After the ritual, he lets go of my hand and touches his heart. Then he asks, “I be mun fe?” What would you like?

A female Volunteer in Mali plays with local children.
Stephanie Tolk with children in her community.

Minutes later, as I sit on the bench waiting for the bus, the meaning of that interaction bursts into my brain all at once like a zap of electricity. My mistake had been considering the greeting tradition from an American perspective. The customs weren’t at all related.

What happened in that shop was that two people, holding hands and making prolonged eye contact, recognized each other as human beings first and foremost, inextricably linked because of that truth. That fact had to be recognized and honored above all else, above any other relationship like shop owner and customer.

In other situations, I would later come to understand, the greeting can bring rich and poor, police officers and the public, and individuals from traditionally warring ethnic groups on equal footing. The greeting, rather than being vapid, reminds a pair of people of their mutual humanity and maintains peace.
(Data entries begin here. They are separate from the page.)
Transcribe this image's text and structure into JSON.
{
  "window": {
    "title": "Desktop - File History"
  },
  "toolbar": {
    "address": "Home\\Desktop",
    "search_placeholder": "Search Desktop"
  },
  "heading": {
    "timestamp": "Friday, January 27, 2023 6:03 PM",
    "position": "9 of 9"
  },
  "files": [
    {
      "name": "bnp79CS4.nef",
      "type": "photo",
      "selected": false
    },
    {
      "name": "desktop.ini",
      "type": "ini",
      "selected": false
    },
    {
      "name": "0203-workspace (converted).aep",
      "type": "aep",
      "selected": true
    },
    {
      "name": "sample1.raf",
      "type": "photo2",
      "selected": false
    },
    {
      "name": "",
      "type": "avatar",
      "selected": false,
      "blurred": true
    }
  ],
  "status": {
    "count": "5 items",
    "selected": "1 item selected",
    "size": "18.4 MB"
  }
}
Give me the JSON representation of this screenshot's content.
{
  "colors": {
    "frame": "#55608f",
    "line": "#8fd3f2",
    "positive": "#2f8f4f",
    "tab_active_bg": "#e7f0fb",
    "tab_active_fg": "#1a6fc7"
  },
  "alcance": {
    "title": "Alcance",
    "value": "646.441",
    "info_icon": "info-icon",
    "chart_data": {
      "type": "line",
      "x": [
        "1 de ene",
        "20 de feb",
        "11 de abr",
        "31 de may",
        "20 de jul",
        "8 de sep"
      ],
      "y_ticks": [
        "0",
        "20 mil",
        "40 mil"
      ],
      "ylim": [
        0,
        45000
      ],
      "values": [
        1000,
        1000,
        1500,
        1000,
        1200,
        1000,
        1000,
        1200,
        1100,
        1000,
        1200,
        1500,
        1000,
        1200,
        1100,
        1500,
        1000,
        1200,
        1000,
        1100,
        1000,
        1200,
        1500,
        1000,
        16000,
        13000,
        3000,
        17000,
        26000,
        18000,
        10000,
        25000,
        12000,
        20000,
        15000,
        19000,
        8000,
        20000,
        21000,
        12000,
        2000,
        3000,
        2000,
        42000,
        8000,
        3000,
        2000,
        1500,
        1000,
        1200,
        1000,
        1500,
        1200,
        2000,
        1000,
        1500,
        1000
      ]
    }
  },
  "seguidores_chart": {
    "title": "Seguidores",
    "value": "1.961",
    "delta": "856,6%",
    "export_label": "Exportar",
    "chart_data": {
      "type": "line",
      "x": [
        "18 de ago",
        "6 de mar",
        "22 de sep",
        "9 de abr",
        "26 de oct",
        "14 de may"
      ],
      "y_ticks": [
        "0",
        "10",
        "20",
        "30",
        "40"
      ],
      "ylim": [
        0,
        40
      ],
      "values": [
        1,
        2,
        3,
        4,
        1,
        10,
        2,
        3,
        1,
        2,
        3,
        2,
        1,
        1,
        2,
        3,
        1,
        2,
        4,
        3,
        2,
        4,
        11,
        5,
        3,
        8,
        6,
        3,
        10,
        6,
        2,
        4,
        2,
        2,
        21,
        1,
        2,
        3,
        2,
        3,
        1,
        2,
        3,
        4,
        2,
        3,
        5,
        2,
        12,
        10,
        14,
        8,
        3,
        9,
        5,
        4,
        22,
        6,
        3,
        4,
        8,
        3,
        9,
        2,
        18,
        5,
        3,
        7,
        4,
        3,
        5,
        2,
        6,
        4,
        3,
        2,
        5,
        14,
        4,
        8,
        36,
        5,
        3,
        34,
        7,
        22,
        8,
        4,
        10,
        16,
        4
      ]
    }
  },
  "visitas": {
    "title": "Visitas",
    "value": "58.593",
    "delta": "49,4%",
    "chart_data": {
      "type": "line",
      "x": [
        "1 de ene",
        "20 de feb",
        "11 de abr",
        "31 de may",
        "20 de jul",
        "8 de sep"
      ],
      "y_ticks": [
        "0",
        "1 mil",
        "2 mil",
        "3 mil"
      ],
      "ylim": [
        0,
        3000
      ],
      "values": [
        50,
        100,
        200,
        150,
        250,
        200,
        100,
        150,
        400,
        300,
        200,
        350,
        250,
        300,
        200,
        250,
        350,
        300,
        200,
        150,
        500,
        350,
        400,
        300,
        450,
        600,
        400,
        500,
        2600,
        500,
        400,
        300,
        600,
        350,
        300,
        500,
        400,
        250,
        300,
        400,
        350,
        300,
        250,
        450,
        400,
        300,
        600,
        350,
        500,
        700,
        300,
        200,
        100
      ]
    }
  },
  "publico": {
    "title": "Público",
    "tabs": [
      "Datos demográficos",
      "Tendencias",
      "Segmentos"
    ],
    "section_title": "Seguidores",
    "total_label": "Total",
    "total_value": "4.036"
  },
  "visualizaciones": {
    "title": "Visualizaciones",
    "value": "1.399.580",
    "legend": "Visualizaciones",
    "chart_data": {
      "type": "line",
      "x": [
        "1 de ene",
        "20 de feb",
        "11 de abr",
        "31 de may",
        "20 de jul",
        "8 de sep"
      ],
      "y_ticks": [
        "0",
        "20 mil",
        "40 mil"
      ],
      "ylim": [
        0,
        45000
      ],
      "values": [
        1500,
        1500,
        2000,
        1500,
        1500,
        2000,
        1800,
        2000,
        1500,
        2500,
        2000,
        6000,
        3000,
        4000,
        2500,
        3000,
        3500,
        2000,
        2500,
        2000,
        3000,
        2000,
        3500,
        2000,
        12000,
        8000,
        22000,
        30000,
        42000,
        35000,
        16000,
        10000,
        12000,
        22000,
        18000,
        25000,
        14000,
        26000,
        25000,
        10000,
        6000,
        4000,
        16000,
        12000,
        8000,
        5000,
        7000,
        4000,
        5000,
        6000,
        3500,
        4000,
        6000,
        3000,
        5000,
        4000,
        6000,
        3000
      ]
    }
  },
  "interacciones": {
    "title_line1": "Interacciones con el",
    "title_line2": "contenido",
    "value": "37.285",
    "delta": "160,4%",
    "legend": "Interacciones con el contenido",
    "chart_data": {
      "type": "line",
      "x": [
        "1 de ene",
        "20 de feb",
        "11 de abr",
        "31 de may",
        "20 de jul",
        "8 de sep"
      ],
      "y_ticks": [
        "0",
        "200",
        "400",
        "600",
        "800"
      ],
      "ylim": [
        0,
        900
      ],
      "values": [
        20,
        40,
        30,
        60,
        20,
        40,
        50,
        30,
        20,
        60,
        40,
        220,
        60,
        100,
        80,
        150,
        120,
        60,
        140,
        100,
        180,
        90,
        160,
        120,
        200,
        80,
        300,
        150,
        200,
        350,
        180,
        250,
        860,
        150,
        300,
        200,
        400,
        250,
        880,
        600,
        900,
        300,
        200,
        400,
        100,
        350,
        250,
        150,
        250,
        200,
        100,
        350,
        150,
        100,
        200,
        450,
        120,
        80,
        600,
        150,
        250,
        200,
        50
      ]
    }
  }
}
As I sit on the bench pondering what I experienced, I feel grateful for the opportunity to immerse into this rich culture and recognize that travelers who come to Mali for the imposing Dogon cliffs or the sandy streets of Timbuktu likely never learn this lesson. I take it into my heart and keep it there: at the heart of all interactions, we’re all humans on this planet, and any dynamic that set us above or below or distant from one another is merely a construct.

I have quite a bit of time to think through this experience as I hold my ji belebeleba and gaze at the little shop across the street because, as I’ll learn over the coming weeks, Malian buses are never on time.